A prospective phase II study was performed to evaluate efficacy and toxicity of continuous infusion ifosfamide plus etoposide combination in elderly patients (older than 70 years) with intermediate or high grade non Hodgkin's lymphoma. Chemotherapy was administered with mesna in order to avoid hemorrhagic cystitis. The 21 patients included were either unable to receive the usual front-line chemotherapy given in our institution or relapsing after or not responding to conventional chemotherapy. Only one out of 97 courses of chemotherapy was followed by serious complication consisting in non-lethal pneumonitis. Four out of seven previously untreated patients and five patients treated in first relapse achieved complete response (75 per cent). Out of nine refractory or previously multi-treated patients, only one achieved complete response. We conclude that combination of continuous infusion ifosfamide plus etoposide deserves to be evaluated on a larger scale so that the optimum doses and schedule may be defined.

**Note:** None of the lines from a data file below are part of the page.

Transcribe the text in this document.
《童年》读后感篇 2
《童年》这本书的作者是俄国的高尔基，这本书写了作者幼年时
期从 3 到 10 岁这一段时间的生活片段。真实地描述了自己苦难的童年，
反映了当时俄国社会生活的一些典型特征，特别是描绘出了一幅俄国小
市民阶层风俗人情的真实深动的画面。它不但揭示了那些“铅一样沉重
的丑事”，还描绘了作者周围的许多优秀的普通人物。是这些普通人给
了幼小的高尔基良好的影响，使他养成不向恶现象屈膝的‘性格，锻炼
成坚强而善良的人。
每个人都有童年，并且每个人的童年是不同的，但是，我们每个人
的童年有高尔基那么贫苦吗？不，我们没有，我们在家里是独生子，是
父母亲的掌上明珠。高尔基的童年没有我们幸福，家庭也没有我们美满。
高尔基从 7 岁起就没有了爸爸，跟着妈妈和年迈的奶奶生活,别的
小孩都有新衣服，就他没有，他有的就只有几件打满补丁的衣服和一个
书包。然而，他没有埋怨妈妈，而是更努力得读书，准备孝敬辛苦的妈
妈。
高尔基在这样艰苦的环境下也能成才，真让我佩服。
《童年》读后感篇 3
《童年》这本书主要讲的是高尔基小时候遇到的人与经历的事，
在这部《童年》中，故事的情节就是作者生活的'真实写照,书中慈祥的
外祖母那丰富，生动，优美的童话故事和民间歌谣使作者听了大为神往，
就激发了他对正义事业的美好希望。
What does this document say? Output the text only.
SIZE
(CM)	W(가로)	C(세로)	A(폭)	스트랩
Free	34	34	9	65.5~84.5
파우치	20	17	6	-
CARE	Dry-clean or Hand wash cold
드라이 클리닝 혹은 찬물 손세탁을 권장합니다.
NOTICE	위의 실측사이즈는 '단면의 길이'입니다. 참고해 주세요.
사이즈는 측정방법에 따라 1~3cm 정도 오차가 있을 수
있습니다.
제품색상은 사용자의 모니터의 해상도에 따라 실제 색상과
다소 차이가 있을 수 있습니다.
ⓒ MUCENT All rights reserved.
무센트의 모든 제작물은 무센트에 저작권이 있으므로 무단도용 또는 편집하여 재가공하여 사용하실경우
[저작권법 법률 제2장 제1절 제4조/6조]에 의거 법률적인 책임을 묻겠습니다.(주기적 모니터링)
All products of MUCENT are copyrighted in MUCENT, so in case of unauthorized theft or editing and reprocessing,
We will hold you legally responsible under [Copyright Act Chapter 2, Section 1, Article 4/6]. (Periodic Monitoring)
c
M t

开展了一项前瞻性II期研究,以评估持续输注异环磷酰胺加依托泊苷联合方案对70岁以上中、高度非霍奇金淋巴瘤老年患者的疗效和毒性。化疗时使用美司钠以避免出血性膀胱炎。纳入的21例患者要么无法接受本机构常用的一线化疗,要么在接受传统化疗后复发或无反应。97个化疗疗程中仅1例出现严重并发症,为非致命性肺炎。7例初治患者中有4例、首次复发接受治疗的5例患者实现完全缓解(75%)。9例难治性或先前接受过多次治疗的患者中,仅1例实现完全缓解。我们得出结论,持续输注异环磷酰胺加依托泊苷联合方案值得进行更大规模的评估,以便确定最佳剂量和方案。